Tapi sebelum aku ceritakan keseruannya, mari kita kembali ke asal-usul pasar yang satu ini.

Asal-usul Gwangjang Sijang: Dari Pasar Tradisional ke Ikon Wisata Dunia

Gwangjang Market dibangun pada tahun 1905, menjadikannya pasar permanen tertua di Korea Selatan. Pada masa itu, pasar tradisional biasanya bersifat tidak permanen, hanya dibangun dengan tenda, digelar musiman, dan sering berpindah lokasi. Namun pemerintah kota Seoul (yang saat itu masih dalam masa modernisasi awal) ingin menciptakan pasar tetap yang lebih tertata, sehingga lahirlah Gwangjang Market.

Seiring berjalannya waktu, pasar ini berkembang dari sekadar pasar tradisional menjadi pusat perdagangan besar. Di sini dijual berbagai barang: kain sutra, hanbok, peralatan rumah tangga, mainan, hingga barang antik. Namun ada satu hal yang perlahan mengangkat nama Gwangjang Market sampai mendunia: makanan.

Terkenal luas secara internasional ketika Gwangjang Market muncul di serial Netflix “Street Food, yang mengangkat kisah para penjual makanan legendaris di sana, termasuk penjual bindaetteok (pancake kacang hijau) terkenal yang kisah hidupnya menyentuh hati banyak orang. Sejak saat itu, pasar ini tidak pernah sepi pengunjung internasional.

Memulai Petualangan Kuliner di Gwangjang Market

Aku mengunjungi Gwangjang Market sebagai solo traveler perempuan, dan rasanya menyenangkan banget. Tempat ini ramai, tapi tidak intimidatif. Suasana sibuknya terasa hangat, penjualnya ramah, dan aroma makanannya? Jangan ditanya bikin kamu pengen langsung duduk di bangku terdekat dan pesan sesuatu. Memang untuk yang belum bisa berbahasa Korea akan sedikit mengalami hambatan, tapi gunakan ponsel kita atau tunjuk langsung saja menu yang diinginkan, biasanya mereka sudah ada harganya juga kok jadi tidak perlu khawatir akan bingung bagaimana cara memesan dan membayar. 

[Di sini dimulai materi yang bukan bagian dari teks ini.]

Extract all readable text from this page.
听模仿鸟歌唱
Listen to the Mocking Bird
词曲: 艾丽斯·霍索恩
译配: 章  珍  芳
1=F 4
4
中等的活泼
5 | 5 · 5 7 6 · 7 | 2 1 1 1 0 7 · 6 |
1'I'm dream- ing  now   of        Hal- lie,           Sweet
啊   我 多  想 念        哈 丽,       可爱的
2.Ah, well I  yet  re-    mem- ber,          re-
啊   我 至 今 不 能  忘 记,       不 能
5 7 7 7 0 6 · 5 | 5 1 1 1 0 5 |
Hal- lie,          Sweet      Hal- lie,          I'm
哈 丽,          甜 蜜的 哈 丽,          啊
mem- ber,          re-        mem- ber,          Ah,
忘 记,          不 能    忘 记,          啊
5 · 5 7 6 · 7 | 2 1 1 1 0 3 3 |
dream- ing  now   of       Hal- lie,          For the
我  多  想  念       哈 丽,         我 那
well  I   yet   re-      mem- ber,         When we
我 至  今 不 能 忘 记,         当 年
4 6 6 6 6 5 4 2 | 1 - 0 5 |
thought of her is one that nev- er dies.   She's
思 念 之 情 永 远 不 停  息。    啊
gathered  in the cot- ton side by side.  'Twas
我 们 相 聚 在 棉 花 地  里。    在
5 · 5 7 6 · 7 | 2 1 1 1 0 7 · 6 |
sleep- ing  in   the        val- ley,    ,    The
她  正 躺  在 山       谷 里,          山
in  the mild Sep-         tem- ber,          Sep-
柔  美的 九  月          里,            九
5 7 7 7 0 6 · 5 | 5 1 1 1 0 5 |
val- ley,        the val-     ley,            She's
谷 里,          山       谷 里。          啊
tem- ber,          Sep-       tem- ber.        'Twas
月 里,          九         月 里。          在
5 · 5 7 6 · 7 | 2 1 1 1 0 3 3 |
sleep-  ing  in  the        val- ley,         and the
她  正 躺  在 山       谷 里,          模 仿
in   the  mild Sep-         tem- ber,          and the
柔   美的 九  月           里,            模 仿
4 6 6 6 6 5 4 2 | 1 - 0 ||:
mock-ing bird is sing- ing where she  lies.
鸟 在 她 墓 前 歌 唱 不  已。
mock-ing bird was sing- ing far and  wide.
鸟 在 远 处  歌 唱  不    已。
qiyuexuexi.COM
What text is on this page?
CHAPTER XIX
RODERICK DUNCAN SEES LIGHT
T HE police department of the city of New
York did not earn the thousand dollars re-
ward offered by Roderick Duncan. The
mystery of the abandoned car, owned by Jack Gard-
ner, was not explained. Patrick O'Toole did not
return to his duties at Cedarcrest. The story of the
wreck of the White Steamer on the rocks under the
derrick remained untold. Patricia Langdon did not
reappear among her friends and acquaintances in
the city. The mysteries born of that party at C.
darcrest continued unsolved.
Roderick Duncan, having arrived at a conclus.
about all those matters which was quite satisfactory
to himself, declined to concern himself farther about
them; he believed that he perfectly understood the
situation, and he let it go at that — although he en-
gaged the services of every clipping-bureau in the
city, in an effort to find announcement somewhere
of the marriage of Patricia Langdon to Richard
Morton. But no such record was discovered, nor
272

Begitu masuk ke area pasar dan makanan, kamu akan melihat barisan kedai berbentuk stall yang berjajar rapat. Setiap stall punya bangku kecil yang dikelilingi pelanggan lokal dan wisatawan mancanegara. Penjualnya biasanya perempuan-perempuan paruh baya yang energinya luar biasa. Mereka akan menyambutmu dengan sapaan semangat, bahkan kadang dengan bahasa Inggris sederhana untuk menawarkan kedai mereka.

Aku duduk di salah satu kedai secara random, karena itulah cara terbaik menjelajahi pasar ini. Tapi kalau kamu mau rekomendasi yang lebih terarah, berikut daftar hidangan yang wajib kamu coba di Gwangjang Market, yang sebagian besar juga banyak direkomendasikan di platform seperti Klook.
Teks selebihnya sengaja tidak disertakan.